それに私が言葉を詰まらせるのを見て、周囲の研究員達の目が微かに緩むのを感じた。
それは私への憐憫ではなく、自分たちの信じる「論理的純粋性」が守られたことへの安堵だ。
彼らにとって、私の失敗は、組織の正当性を証明する論理的な証拠なのだ。
「君が使用した術式、アポリアについて。アポリアは我々研究所の理念である論理的純粋性の探求や、論理回路を用いたアビスを討伐するという理念を根幹から揺るがしている。それについてどう考えている?」
論理的純粋性とは論理は整合性がとれており合理的であるべきで、感情や非合理的な要素を持ち込めば論理回路が破綻するという考え方である。

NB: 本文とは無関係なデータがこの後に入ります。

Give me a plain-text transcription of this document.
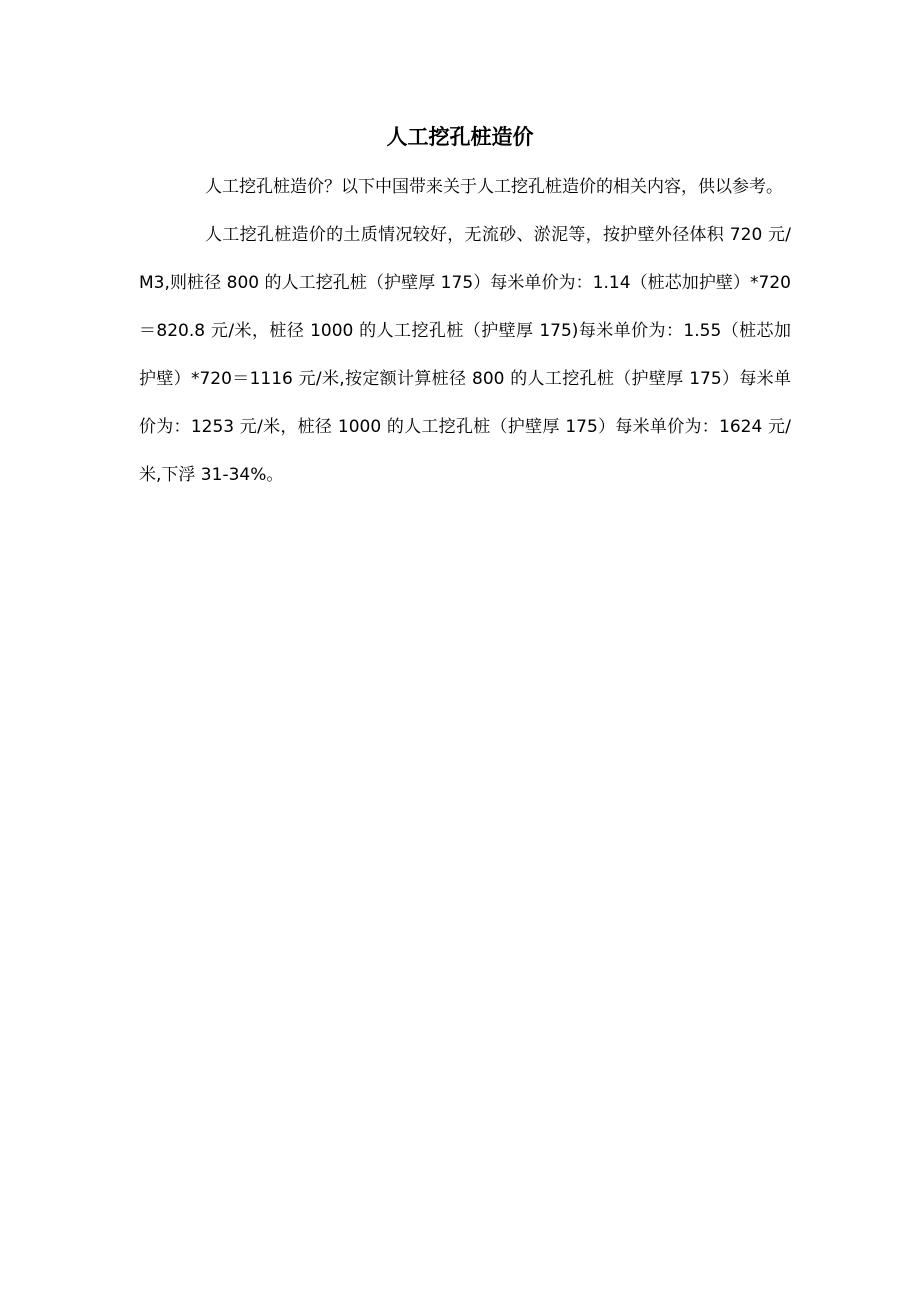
人工挖孔桩造价

人工挖孔桩造价？以下中国带来关于人工挖孔桩造价的相关内容，供以参考。

人工挖孔桩造价的土质情况较好，无流砂、淤泥等，按护壁外径体积 720 元/M3,则桩径 800 的人工挖孔桩（护壁厚 175）每米单价为：1.14（桩芯加护壁）*720＝820.8 元/米，桩径 1000 的人工挖孔桩（护壁厚 175)每米单价为：1.55（桩芯加护壁）*720＝1116 元/米,按定额计算桩径 800 的人工挖孔桩（护壁厚 175）每米单价为：1253 元/米，桩径 1000 的人工挖孔桩（护壁厚 175）每米单价为：1624 元/米,下浮 31-34%。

そして論理により一般化された術式は安定的で誰でも扱いやすいため、それを用いて誰でも絶望に対抗できるようにしようというのが研究所の理念である。
しかし私の術式アポリアは全く別の性質を持っている。
特に問題なのがアビスが持っている絶望をそのまま知覚し、自分の意識に流入させるという極めて非合理的で危険度の高い、研究所の理念と正反対の性質を持っていることだ。
私は口を開きかけた。
安定した論理は一時的な防御でしかなく、いつか訪れる絶対的な絶望の前で必ず崩壊する。

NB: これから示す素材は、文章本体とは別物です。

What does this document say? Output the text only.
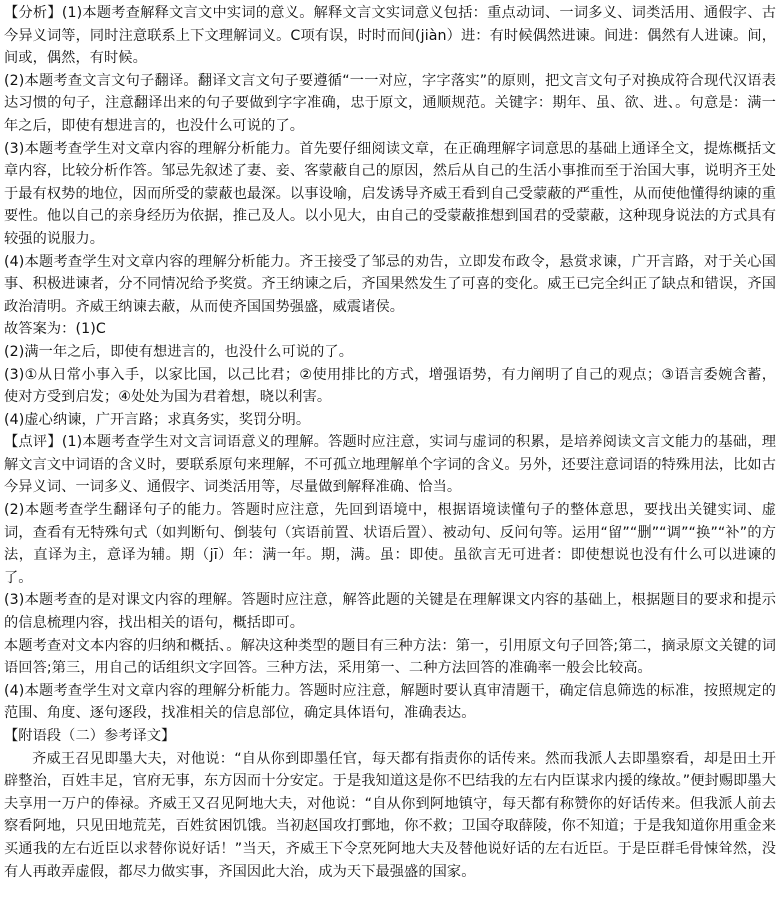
【分析】(1)本题考查解释文言文中实词的意义。解释文言文实词意义包括：重点动词、一词多义、词类活用、通假字、古今异义词等，同时注意联系上下文理解词义。C项有误，时时而间(jiàn）进：有时候偶然进谏。间进：偶然有人进谏。间，间或，偶然，有时候。

(2)本题考查文言文句子翻译。翻译文言文句子要遵循“一一对应，字字落实”的原则，把文言文句子对换成符合现代汉语表达习惯的句子，注意翻译出来的句子要做到字字准确，忠于原文，通顺规范。关键字：期年、虽、欲、进、。句意是：满一年之后，即使有想进言的，也没什么可说的了。

(3)本题考查学生对文章内容的理解分析能力。首先要仔细阅读文章，在正确理解字词意思的基础上通译全文，提炼概括文章内容，比较分析作答。邹忌先叙述了妻、妾、客蒙蔽自己的原因，然后从自己的生活小事推而至于治国大事，说明齐王处于最有权势的地位，因而所受的蒙蔽也最深。以事设喻，启发诱导齐威王看到自己受蒙蔽的严重性，从而使他懂得纳谏的重要性。他以自己的亲身经历为依据，推己及人。以小见大，由自己的受蒙蔽推想到国君的受蒙蔽，这种现身说法的方式具有较强的说服力。

(4)本题考查学生对文章内容的理解分析能力。齐王接受了邹忌的劝告，立即发布政令，悬赏求谏，广开言路，对于关心国事、积极进谏者，分不同情况给予奖赏。齐王纳谏之后，齐国果然发生了可喜的变化。威王已完全纠正了缺点和错误，齐国政治清明。齐威王纳谏去蔽，从而使齐国国势强盛，威震诸侯。

故答案为：(1)C

(2)满一年之后，即使有想进言的，也没什么可说的了。

(3)①从日常小事入手，以家比国，以己比君；②使用排比的方式，增强语势，有力阐明了自己的观点；③语言委婉含蓄，使对方受到启发；④处处为国为君着想，晓以利害。

(4)虚心纳谏，广开言路；求真务实，奖罚分明。

【点评】(1)本题考查学生对文言词语意义的理解。答题时应注意，实词与虚词的积累，是培养阅读文言文能力的基础，理解文言文中词语的含义时，要联系原句来理解，不可孤立地理解单个字词的含义。另外，还要注意词语的特殊用法，比如古今异义词、一词多义、通假字、词类活用等，尽量做到解释准确、恰当。

(2)本题考查学生翻译句子的能力。答题时应注意，先回到语境中，根据语境读懂句子的整体意思，要找出关键实词、虚词，查看有无特殊句式（如判断句、倒装句（宾语前置、状语后置）、被动句、反问句等。运用“留”“删”“调”“换”“补”的方法，直译为主，意译为辅。期（jī）年：满一年。期，满。虽：即使。虽欲言无可进者：即使想说也没有什么可以进谏的了。

(3)本题考查的是对课文内容的理解。答题时应注意，解答此题的关键是在理解课文内容的基础上，根据题目的要求和提示的信息梳理内容，找出相关的语句，概括即可。

本题考查对文本内容的归纳和概括、。解决这种类型的题目有三种方法：第一，引用原文句子回答;第二，摘录原文关键的词语回答;第三，用自己的话组织文字回答。三种方法，采用第一、二种方法回答的准确率一般会比较高。

(4)本题考查学生对文章内容的理解分析能力。答题时应注意，解题时要认真审清题干，确定信息筛选的标准，按照规定的范围、角度、逐句逐段，找准相关的信息部位，确定具体语句，准确表达。

【附语段（二）参考译文】

齐威王召见即墨大夫，对他说：“自从你到即墨任官，每天都有指责你的话传来。然而我派人去即墨察看，却是田土开辟整治，百姓丰足，官府无事，东方因而十分安定。于是我知道这是你不巴结我的左右内臣谋求内援的缘故。”便封赐即墨大夫享用一万户的俸禄。齐威王又召见阿地大夫，对他说：“自从你到阿地镇守，每天都有称赞你的好话传来。但我派人前去察看阿地，只见田地荒芜，百姓贫困饥饿。当初赵国攻打鄄地，你不救；卫国夺取薛陵，你不知道；于是我知道你用重金来买通我的左右近臣以求替你说好话！”当天，齐威王下令烹死阿地大夫及替他说好话的左右近臣。于是臣群毛骨悚耸然，没有人再敢弄虚假，都尽力做实事，齐国因此大治，成为天下最强盛的国家。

アポリアはその崩壊を防ぐため、真理に近づくための唯一の手段だと訴えようとした。
だが、私の目の前に並んだ冷たい視線が、その言葉を喉の奥に押し戻す。
彼らにとって、私の論理は既に「破綻」した危険思想なのだ。
この組織の一貫性と安定を脅かすかもしれない議題の核心に迫るべく、ヴァリウス議長がより重たく冷たい言葉で言う。
「君は研究所の在り方自体を否定しているんだよ」
もしかしたらアポリアという術式を作り上げた時、既に私の道は閉ざされていたのかもしれない。